Lange Jahre führte ein Holzsteg über die Murr in Richtung der Backnanger Altstadt. Den Abriss des Murrstegs sehen viele Backnanger mit Bedauern. Doch er hat seine Gründe.

Rems-Murr: Phillip Weingand (wei)

Ein großer, roter Kran ragt über die Murr. Stück um Stück tragen Bauarbeiter Teile des überdachten, hölzernen Murrstegs ab. Dieser Videoclip macht derzeit auf Facebook die Runde. Der Abriss der Brücke, welche die Bleichwiese mit der Altstadt verbindet, löst bei vielen Backnangern nostalgische Gefühle aus. Das wird offenbar, wenn man sich die Kommentare im sozialen Netzwerk Facebook durchliest: „Schade um diese wirklich schöne Brücke“, schreibt jemand. „Das tut mir in der Seele weh“, so eine weitere Nutzerin. Eine Backnangerin fühlt sich daran erinnert, dass sie schon als Kind über den Steg gelaufen sei. „So schön, und hat so zum Städtchen gepasst“, schreibt sie. Ein anderer Backnanger hat die letzten Tage des Murrstegs noch genutzt, um ein paar Erinnerungsbilder zu schießen – und eine weitere Facebooknutzerin bedauert, dass der Murrsteg nicht instandgehalten worden sei.

 

Die Brücke war im Jahr 1984 gebaut worden, seitdem hatte Feuchtigkeit der Konstruktion aus Tropenholz stark zugesetzt. Auch ein schon nach vier Jahren angebautes Dach konnte den Zersetzungsprozess nicht wirklich aufhalten. Im Jahr 2017 brachte man Stahlbandagen an, um die Stabilität wieder zu erhöhen – doch 2020 empfahl ein Statiker, die Brücke zu sperren, da die Standfestigkeit nicht mehr garantiert werden konnte. Seitdem verhinderten Pressspanplatten eine Nutzung der Brücke.

Der Abriss des Stegs zog sich in die Länge – unter anderem, weil an der Unterseite des Stegs eine Gasleitung entlangführte und längere Zeit unklar war, wie man sie ersetzen sollte. Da das Gas nun über andere Leitungen zu ihrem Bestimmungsort geleitet wird, war die Bahn für den Abriss frei.
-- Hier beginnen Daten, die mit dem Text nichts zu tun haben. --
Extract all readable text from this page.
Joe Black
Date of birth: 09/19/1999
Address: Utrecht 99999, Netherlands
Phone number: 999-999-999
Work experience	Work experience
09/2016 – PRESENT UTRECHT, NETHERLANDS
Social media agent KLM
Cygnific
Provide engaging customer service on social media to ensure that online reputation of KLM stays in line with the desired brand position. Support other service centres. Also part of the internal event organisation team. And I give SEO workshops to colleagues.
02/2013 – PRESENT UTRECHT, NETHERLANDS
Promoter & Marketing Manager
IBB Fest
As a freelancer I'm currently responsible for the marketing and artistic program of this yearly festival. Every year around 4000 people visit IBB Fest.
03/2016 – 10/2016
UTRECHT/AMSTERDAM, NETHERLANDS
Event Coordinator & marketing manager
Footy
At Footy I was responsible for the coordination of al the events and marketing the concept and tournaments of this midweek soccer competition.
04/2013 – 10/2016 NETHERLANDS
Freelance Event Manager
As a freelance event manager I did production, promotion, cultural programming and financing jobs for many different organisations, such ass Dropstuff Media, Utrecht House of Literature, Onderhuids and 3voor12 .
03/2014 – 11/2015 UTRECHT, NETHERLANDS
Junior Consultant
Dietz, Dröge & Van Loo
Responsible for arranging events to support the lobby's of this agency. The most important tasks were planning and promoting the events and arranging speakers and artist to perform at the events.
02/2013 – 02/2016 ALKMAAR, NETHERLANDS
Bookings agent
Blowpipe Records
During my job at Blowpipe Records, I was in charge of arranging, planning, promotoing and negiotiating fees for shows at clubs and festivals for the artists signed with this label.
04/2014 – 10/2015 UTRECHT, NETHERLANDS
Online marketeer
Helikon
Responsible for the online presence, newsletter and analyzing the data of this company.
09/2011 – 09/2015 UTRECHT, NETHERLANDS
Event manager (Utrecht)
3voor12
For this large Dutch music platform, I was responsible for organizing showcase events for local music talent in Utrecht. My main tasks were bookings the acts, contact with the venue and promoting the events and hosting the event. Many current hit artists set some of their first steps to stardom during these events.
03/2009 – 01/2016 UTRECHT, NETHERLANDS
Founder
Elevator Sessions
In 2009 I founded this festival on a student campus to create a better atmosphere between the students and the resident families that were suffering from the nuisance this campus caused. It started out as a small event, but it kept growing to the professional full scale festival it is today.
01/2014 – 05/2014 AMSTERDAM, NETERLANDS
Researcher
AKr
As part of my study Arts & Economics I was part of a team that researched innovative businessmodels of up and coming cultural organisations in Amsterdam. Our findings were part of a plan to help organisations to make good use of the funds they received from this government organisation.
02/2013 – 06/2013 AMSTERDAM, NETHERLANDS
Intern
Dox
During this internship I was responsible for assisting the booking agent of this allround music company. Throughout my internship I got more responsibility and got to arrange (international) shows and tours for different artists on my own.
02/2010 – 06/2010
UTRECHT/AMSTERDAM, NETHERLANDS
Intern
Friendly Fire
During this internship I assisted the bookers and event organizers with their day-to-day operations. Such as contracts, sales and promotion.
Am Montagmorgen wurde der wohl sichtbarste Schritt des Abbaus erledigt: Per Kran – es handelt sich dabei um ein schweres Gerät mit einem Gewicht von 300 Tonnen – wurde der Steg angehoben und zur Demontage ans Ufer versetzt. „Bis spätestens Ende nächster Woche ist die Brücke dann vollständig beseitigt“, erklärt Melanie Schuler, die persönliche Referentin des Backnanger Oberbürgermeisters Maximilian Friedrich.

Was kommt nach dem Murrsteg – das ist nun die große Frage. Einige Backnanger glauben nicht daran, dass ein eventueller Nachfolger den Charme des bisherigen Stegs haben wird. „Da kommt vermutlich irgendein überteuerter, neumodischer Quatsch hin“, schreibt jemand. Ein weiterer Backnanger findet: „Man sollte den alten Steg einfach wieder genau so aufbauen. Er passt einfach zum historischen Backnang, auch wenn davon leider nicht mehr viel übrig ist.“ Er befürchtet, dass nun eine „hässliche, kalte Stahlkonstruktion“ gebaut wird – in einer EU-weiten Ausschreibung zunächst am günstigsten, die danach aber „wegen diverser Mängel Folgekosten mit sich zieht“.

So könnte ein Nachfolger-Steg über die Murr aussehen

Die einzige Möglichkeit, in die historische Innenstadt zu gelangen, war der Holzsteg allerdings keineswegs. „In den vergangenen Jahren haben sich mit der Sulzbacher Brücke/Bleichwiese und dem nach dem Hochwasser 2011 in Stahlbauweise errichteten Ernst-Rieker- Steg zwei attraktive Querungsmöglichkeiten und damit fußläufige Alternativen etabliert“, erklärt Melanie Schuler. Dass ein neuer Steg, sollte es tatsächlich einen geben, genauso aussehen wird wie der alte, ist allerdings unwahrscheinlich – allein schon, weil die Vorschriften zur Barrierefreiheit und dem Hochwasserschutz sich seit den 1980er Jahren geändert haben. Möglicherweise wird ein neuer Steg die Fußgänger stattdessen nicht ans andere Ufer, sondern direkt in die Postgasse oder auf die halbe Höhe des Treppenturms führen. „Eine Entscheidung darüber ist noch nicht gefallen“, so Schuler.